This blog post was written by Dr. Facundo Rodríguez, project lead of the IAU OAD funded Right to Sky project in Argentina
Originally published at https://diciembre.org/ciencia-y-memoria-ana-teresa-diego-el-cielo-tambien-recuerda/
The sky, its interpretation and what is said about it tells us a lot about the people who observe it. And, even from a scientific perspective, it changes depending on who is looking at it. An example is that a star bears the name of Ana Teresa Diego, an astronomy student who disappeared during the last civil-military-church dictatorship in Argentina.
On 31 December 1975, just before the beginning of one of the worst years in Argentinean history, Mario Reynaldo Cesco was studying the sky from what is now the observatory of “El Leoncito” in San Juan. During that night of observation, he detected an asteroid that had not yet been catalogued (one of the six he discovered during his career).
As with all asteroids, the institution in charge of collecting observations of asteroids and comets, the Minor Planet Centre (MPC), gave it the provisional name 1975 YD. This name comprises a number, the year, and two letters: the first indicates the fortnight in which the sighting occurred and the second the order of discovery within the fortnight (D indicates that it was the fourth observed in that period).
At the same time, Ana Teresa Diego was 21 years old and was studying for a degree in astronomy at the National University of La Plata. She lived in Bahía Blanca until she moved to La Plata to start her studies at the Faculty of Astronomical and Geophysical Sciences. A few months earlier, she had lost her father, Antonio Diego, a very committed mathematician and teacher at the Universidad Nacional del Sur, but she still had the support of her mother, Zaida Franz.
Shortly after starting her university career, Ana joined the Communist Youth Federation, which did not come as a surprise to her family, as the political tensions of the time crisscrossed their home. In her family, in her militancy and her studies, she would be remembered for her joy and her commitment.
On 30 September 1976, at midday, Ana was leaving the university when four armed men intercepted and kidnapped her. These repressors put her in a car without a number plate. In addition, the flat she was renting was vandalised and emptied.

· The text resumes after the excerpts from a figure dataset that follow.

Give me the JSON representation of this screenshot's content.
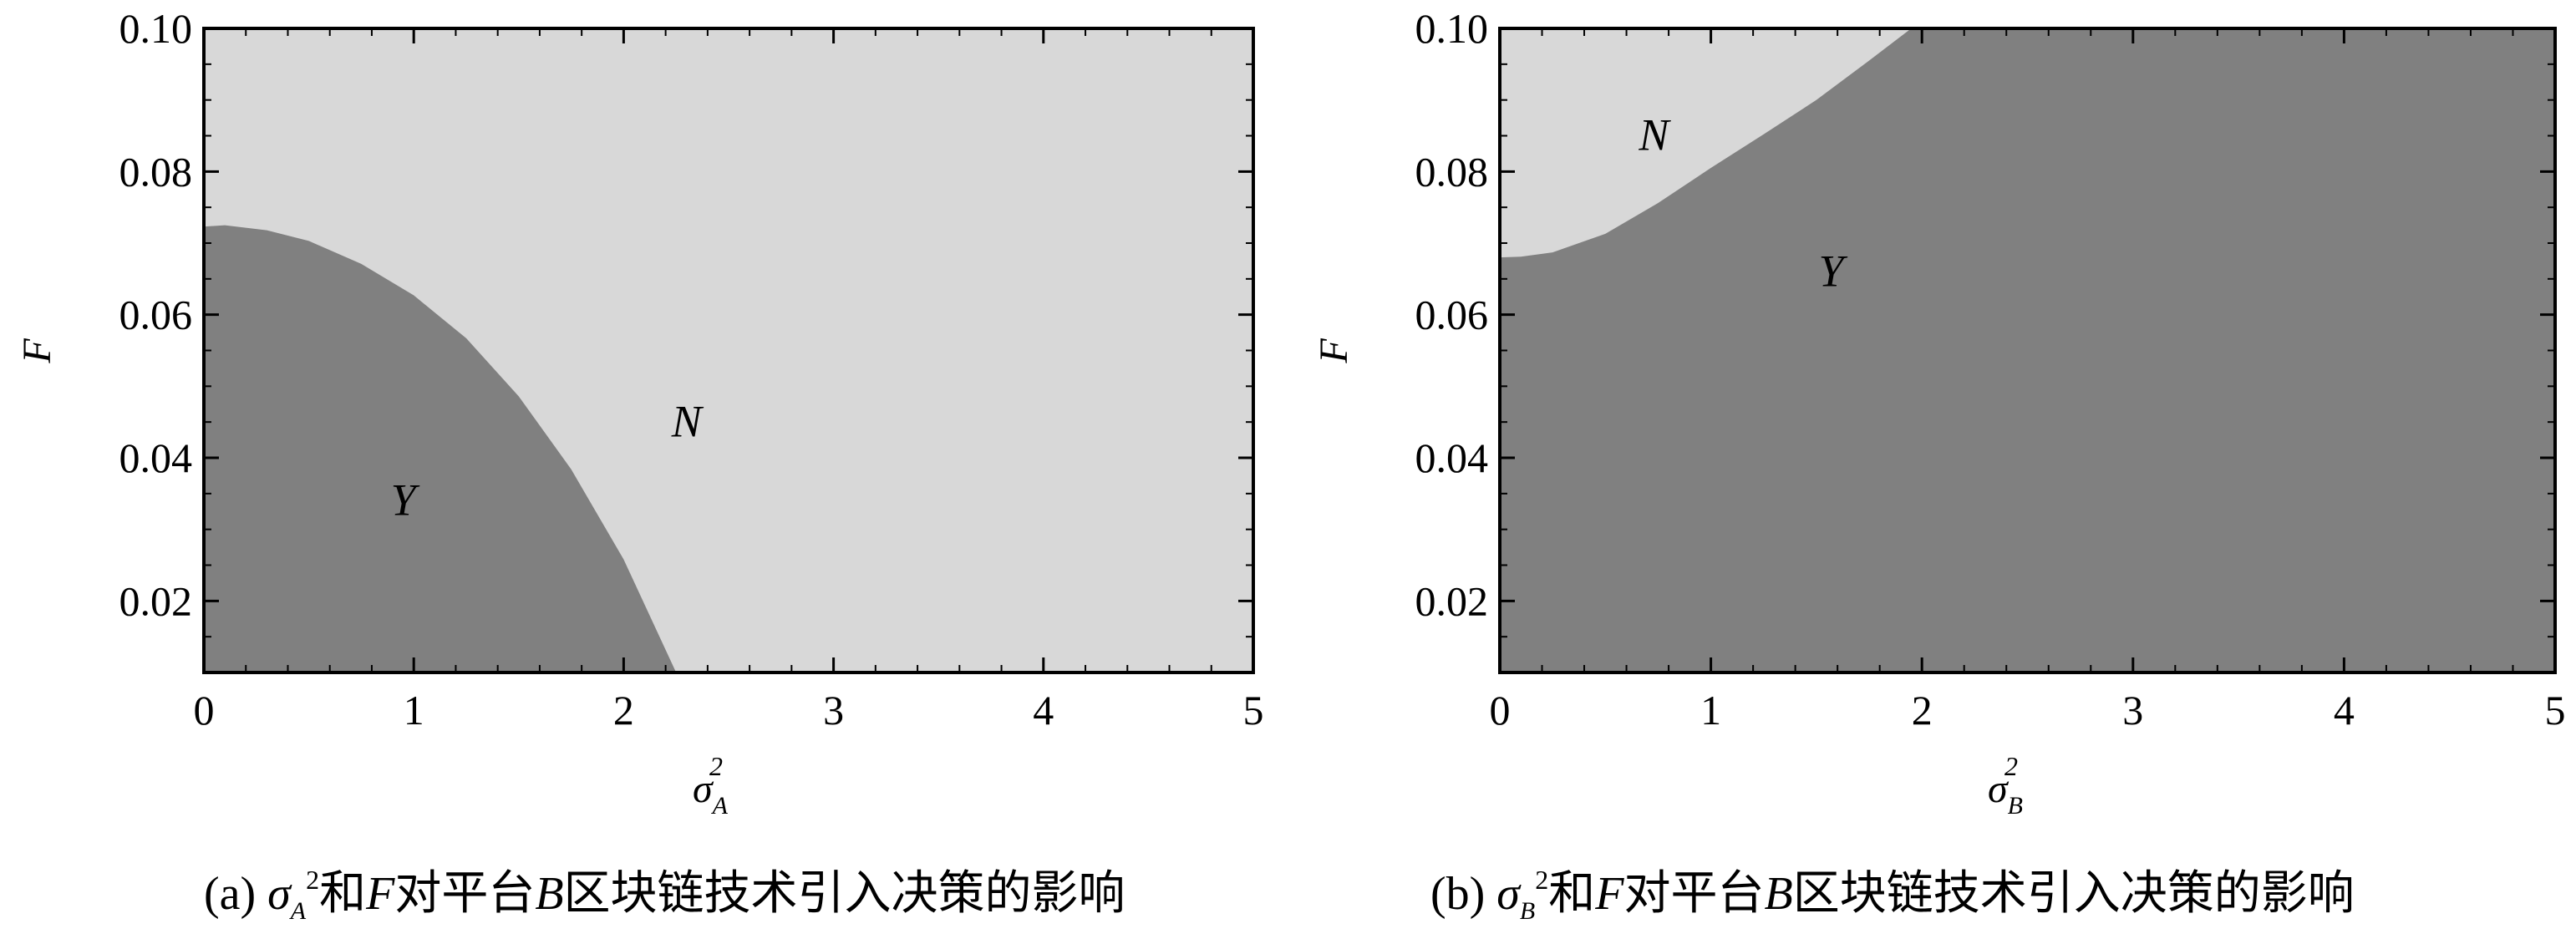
{
  "colors": {
    "region_N": "#d8d8d8",
    "region_Y": "#808080",
    "axis": "#000000"
  },
  "chart_data": [
    {
      "type": "region",
      "panel": "a",
      "ylabel": "F",
      "xlabel_symbol": "σ",
      "xlabel_sub": "A",
      "xlabel_sup": "2",
      "xlim": [
        0,
        5
      ],
      "ylim": [
        0.01,
        0.1
      ],
      "xticks": [
        "0",
        "1",
        "2",
        "3",
        "4",
        "5"
      ],
      "yticks": [
        "0.02",
        "0.04",
        "0.06",
        "0.08",
        "0.10"
      ],
      "regions": [
        {
          "name": "N",
          "label_at": {
            "x": 2.3,
            "y": 0.043
          }
        },
        {
          "name": "Y",
          "label_at": {
            "x": 0.95,
            "y": 0.032
          }
        }
      ],
      "boundary": {
        "description": "Y below curve, N above",
        "x": [
          0,
          0.1,
          0.3,
          0.5,
          0.75,
          1.0,
          1.25,
          1.5,
          1.75,
          2.0,
          2.25
        ],
        "y": [
          0.0723,
          0.0725,
          0.0718,
          0.0703,
          0.0671,
          0.0627,
          0.0567,
          0.0486,
          0.0384,
          0.0258,
          0.01
        ]
      },
      "caption": {
        "prefix": "(a) ",
        "symbol": "σ",
        "sub": "A",
        "sup": "2",
        "mid": "和",
        "var": "F",
        "platform_pre": "对平台",
        "platform": "B",
        "rest": "区块链技术引入决策的影响"
      }
    },
    {
      "type": "region",
      "panel": "b",
      "ylabel": "F",
      "xlabel_symbol": "σ",
      "xlabel_sub": "B",
      "xlabel_sup": "2",
      "xlim": [
        0,
        5
      ],
      "ylim": [
        0.01,
        0.1
      ],
      "xticks": [
        "0",
        "1",
        "2",
        "3",
        "4",
        "5"
      ],
      "yticks": [
        "0.02",
        "0.04",
        "0.06",
        "0.08",
        "0.10"
      ],
      "regions": [
        {
          "name": "N",
          "label_at": {
            "x": 0.73,
            "y": 0.083
          }
        },
        {
          "name": "Y",
          "label_at": {
            "x": 1.57,
            "y": 0.064
          }
        }
      ],
      "boundary": {
        "description": "N above curve, Y below",
        "x": [
          0,
          0.1,
          0.25,
          0.5,
          0.75,
          1.0,
          1.25,
          1.5,
          1.75,
          1.95
        ],
        "y": [
          0.068,
          0.0681,
          0.0687,
          0.0713,
          0.0756,
          0.0805,
          0.0852,
          0.09,
          0.0955,
          0.1
        ]
      },
      "caption": {
        "prefix": "(b) ",
        "symbol": "σ",
        "sub": "B",
        "sup": "2",
        "mid": "和",
        "var": "F",
        "platform_pre": "对平台",
        "platform": "B",
        "rest": "区块链技术引入决策的影响"
      }
    }
  ]
}
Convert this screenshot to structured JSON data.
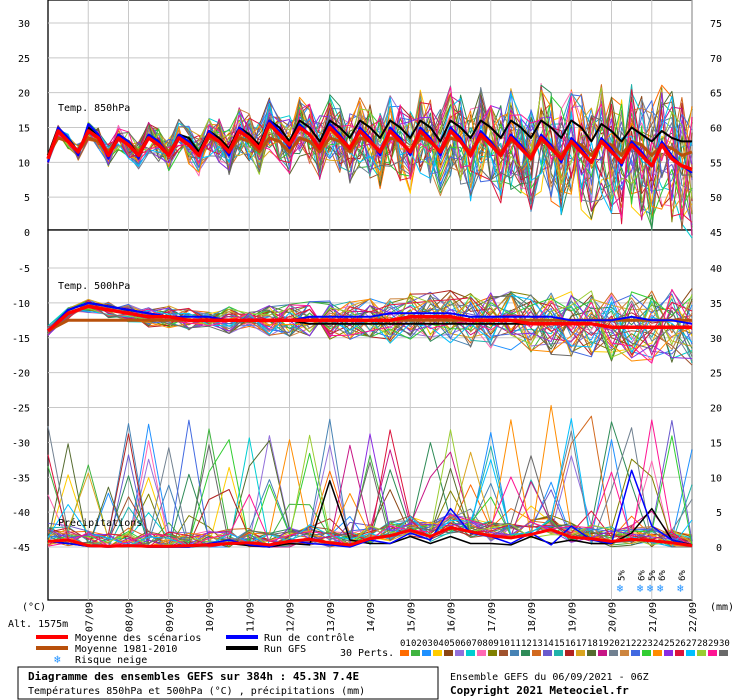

After her disappearance, students repudiated the terrorist action, and her mother started to look for her. Zaida Franz, true to her commitment, networking with others who were looking for relatives who had disappeared during the dictatorship. Her tireless work led her to participate in the first meetings of relatives of the disappeared in Bahía Blanca, in the first marches of the Mothers of La Plata, and to become a founding member of the Mothers of Plaza de Mayo.
Different investigations and testimonies helped to reconstruct what happened to Ana. It was determined that she was taken to the clandestine detention centre located in the Infantry Corps of the Police of the Province of Buenos Aires, then she was transferred to the “Destacamento de Arana”, and, at the beginning of October, to the “Pozo de Quilmes”.
For 35 years, Ana’s remains were not found. Her mother, relatives, friends and human rights activists continued to search for them.
At the same time, the asteroid discovered by Cesco had been analysed. This body is part of the asteroid belt and therefore revolves around the Sun together with a huge multitude and diversity of astronomical objects. Its orbit could be accurately described and its future trajectory could therefore be predicted. When this happens, it is assigned a number and a name that must be approved by the International Astronomical Union (IAU, the international decision-making body in the field of definitions and standards in astronomy).
Given these conditions, in 2011, at the request of the then Dean of the Faculty of Astronomical and Geophysical Sciences at the University of La Plata, Adrián Brunini, the asteroid 1975 YD (now numbered 11441) was renamed “AnaDiego”, in honour of this missing student.
There are many asteroids with very varied names, but this was the first time that the name of a person disappeared by one of the dictatorships of the Southern Cone was assigned to a body in the Solar System.
Ana had reached the sky and her memory was more alive than ever when, in May 2012, after so many years of searching, the Argentine Forensic Anthropology Team (EAAF) identified her remains. They had been buried in the second half of 1976 as NN in a mass grave in the Avellaneda cemetery. Her case was tried in the case called “Camps” in 1986, “Circuito Camps”, with a sentence in December 2012, and she is currently being included in other cases of crimes against humanity in the city of La Plata.
We will never know how she would have continued her life, her professional career and her militancy. However, the asteroid AnaDiego will be there to remind us of this story and that of all the people who disappeared by the last Argentinean civil-military dictatorship. Somehow, Ana Teresa Diego took the NUNCA MÁS (NEVER AGAIN) beyond our planet.